Often I talk to customers who are in a journey to implementing Artificial Intelligence (AI) in their organization. In my last blog, I wrote about some best practices around Deep Learning. In this blog, I am going to get more prescriptive about how you would and probably should explore “Scaling AI” inside your organization.
To start, I am assuming that organizations have already developed a noteworthy model. This can be at inception Modelling or Natural Language Processing. You can deploy on GPUs or CPUS. Stochastic Gradient Descent or Micro-Batches. You have trained your model and are ready for inference deployments. Or are you?
Models – Day 2
What happens when you want to train more than one model at a time? What happens if you are sourcing multiple inference models at the same time?
Welcome to a few days into your production AI/Deep Learning environment and your environment starts hosting multiple models and Data Science teams at once.
What is the best way for you to capture these statistics at scale? What components matter most when you Scale AI?
Queueing Theory
Queueing theory is probably most eloquently articulated in the postulate around “Little’s Law”. Little’s Law deals with the queueing of “arrivals” and response times. In algebraic terms for infrastructures, process or file occupancy = latency x bandwidth. Each process (be it GPU or CPU) to train or deploy a production model depends on how fast it can get serviced and completed. Mathematically, the discussion of latency vs bandwidth has been debated for decades. This is hindered by each implementation of a storage operating system with its locks and latches, network latency, storage bandwidth, network bandwidth, and compute parallelism that drives great arrival rates. It has been argued that bandwidth is far greater than latency for servicing requests at scale. Great bandwidth causes increased latency depending on the latches and locks on the underlying storage infrastructure. As such, this becomes a puzzle that has customers often asking for help when they wrap their heads around Scaling AI.
Other Factors
There have been a number of studies looking at various elements of running analytics at scale. Compression and Encoding algorithms for data files were the topic of one recent study at storage content at scale. For most of my lab testing, we use Protocol Buffers (ProtoBuf) with LZO compression. There are native hooks into the Deep Learning Frameworks (e.g., Tensorflow, Caffe2) to handle native ProtoBuf file serialization and streaming on read.
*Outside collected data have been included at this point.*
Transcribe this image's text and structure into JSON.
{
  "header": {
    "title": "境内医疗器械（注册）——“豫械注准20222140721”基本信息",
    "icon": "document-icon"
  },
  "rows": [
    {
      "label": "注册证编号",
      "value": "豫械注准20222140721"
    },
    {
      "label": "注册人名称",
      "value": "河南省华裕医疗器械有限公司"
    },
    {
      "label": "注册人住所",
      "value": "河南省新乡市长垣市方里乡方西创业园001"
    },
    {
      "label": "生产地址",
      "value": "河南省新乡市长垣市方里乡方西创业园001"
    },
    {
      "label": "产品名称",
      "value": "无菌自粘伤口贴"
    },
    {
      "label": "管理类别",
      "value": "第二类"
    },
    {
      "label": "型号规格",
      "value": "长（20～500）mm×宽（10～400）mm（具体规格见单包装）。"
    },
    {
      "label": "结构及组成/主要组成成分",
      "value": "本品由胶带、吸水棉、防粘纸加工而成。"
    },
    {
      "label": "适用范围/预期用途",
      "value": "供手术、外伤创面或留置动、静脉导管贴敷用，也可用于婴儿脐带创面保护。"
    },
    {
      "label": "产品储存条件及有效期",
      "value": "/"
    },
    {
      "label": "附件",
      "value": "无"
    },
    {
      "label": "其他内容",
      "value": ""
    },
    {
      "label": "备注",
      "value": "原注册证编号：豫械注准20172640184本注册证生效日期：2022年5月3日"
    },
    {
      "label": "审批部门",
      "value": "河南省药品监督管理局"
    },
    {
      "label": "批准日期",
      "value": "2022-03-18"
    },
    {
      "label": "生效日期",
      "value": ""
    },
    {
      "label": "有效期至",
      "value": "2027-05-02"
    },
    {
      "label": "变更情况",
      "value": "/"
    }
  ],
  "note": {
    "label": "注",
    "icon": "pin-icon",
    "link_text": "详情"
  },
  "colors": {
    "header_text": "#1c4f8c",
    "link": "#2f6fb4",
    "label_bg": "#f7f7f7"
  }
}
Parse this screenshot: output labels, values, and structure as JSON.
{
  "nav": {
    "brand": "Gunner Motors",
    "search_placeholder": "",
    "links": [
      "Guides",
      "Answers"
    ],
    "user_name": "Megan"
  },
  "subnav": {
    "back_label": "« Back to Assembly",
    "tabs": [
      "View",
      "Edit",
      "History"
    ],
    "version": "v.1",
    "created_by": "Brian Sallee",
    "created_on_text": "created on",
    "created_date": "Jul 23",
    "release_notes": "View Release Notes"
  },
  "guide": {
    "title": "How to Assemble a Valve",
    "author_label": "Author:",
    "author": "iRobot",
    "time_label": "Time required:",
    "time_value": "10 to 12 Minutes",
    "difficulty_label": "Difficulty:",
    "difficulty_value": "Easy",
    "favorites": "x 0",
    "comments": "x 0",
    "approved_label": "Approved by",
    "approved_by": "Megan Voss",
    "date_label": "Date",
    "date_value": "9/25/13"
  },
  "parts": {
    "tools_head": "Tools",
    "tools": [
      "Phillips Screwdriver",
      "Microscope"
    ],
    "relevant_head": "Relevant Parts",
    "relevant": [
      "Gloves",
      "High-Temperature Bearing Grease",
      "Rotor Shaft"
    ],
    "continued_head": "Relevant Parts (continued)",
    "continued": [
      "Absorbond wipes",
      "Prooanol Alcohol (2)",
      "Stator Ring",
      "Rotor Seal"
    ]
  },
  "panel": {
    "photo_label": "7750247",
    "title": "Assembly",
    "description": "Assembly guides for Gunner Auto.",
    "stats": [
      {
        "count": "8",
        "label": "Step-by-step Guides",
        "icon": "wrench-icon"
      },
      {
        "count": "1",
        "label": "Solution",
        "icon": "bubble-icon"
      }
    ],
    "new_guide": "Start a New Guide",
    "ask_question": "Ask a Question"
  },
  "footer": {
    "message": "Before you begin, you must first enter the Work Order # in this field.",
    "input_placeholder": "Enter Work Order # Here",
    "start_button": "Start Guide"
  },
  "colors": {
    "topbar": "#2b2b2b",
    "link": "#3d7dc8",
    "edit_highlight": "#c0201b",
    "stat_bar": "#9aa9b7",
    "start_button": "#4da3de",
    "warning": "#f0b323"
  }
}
This allows for effective utilization of binary encoding and CPU optimized compression.
When you are singly running training models or deploying models for inference, it is easy to tweak data to fit the whole model in cached memory. What happens when this environment becomes multi-tenant? A dev or data scientist can no longer guarantee that all model data be loaded into memory for training or inception. This pushes down more concurrency and arrivals to the storage layer. Caches, spill space, and software defined caches can certainly help. At any given scale, this will probably still push a large amount of concurrent requests to the storage layer for servicing around inference or training models.
Containers are all the rage. Containerization of workloads certainly makes trouble shooting and deploying models and environments easier. The complexity comes into the ability to load durable storage into the container. Either all the data is loaded into each container, the container security model is breached to allow durable storage connections, or a container bridge is deployed that allows full fidelity security containers that can leverage file or object external systems for durable model data. Our recommended approach would be a container bridge to maintain container security and allow external shared durable storage for model and training data. This allows manageability and scale to be maximized.
What does good look like?
Let’s start to tie back some of the items raised above to drill into the specifics.
Let’s assume you have a series of Inception and NLP models running at scale. Based upon our internal analysis running several deep learning frameworks, storage profiles as Random IO (i.e., random reads) for Deep Learning. If you assume a highly read centric workload when training or deploying inference models, they each have different level of parallelism. Training can only go so embarrassingly parallel with respect to GPU size and how the mini-batch optimizers are organized. Inference of trained models can deploy in very embarrassingly parallel configurations. This brings different levels of dynamics when all are running at once in the same cluster. If the training is isolated to one cluster of compute/storage and inference is serviced via another cluster, this will be easier to model mathematically. If you have serialized your data, it will allow a manageable compression and optimization of file management. A single serialized file will add more single file concurrency than managing a myriad of small files though. The tradeoff occurs when a storage subsystem doesn’t degrade latency via little’s law with more concurrent connections and allows optimization of storage and management through serialization. If the overarching factors start to sound like chess vs checkers, then you are starting to realize the complexity associated with Scaling AI.
If you assume a compute farm worthy of embarrassingly parallel workloads, then you can start the math model around your environment. Little’s Law is a good place to start. How many concurrent models should we expect of what types (training vs inference)? What types of architectures within the Neural Network on what sized images, text bits, or serialized files in what configurations (e.g., CNNs, RNNs)? What is the expectation around turn time with regard to wall clock model completion times? These factors can be leveraged into network capabilities modelling (10G vs 40G for example), storage chassis with concurrency and bandwidth metrics (1M concurrent reads per second at 15 GB/sec per 4u storage chassis).
Summary
The net of the effort is an engineering math model that can be simulated to understand capabilities around the scaled AI environment. This takes you a far cry from writing your first trained model to achieve business outcomes and curious how that will deploy at scale to service your production customers. Questions you might want to slowly answer as you build out your Scaled AI environment:
- What level of concurrency can my storage support before latency ticks up?
- What is my container bridge strategy?
- What level of performance am I expecting and or getting in my PoCs?
- What is the scale of the durable storage for training vs inference?
- How comfortable am I doing this alone or do I want to talk to something who does this for a living?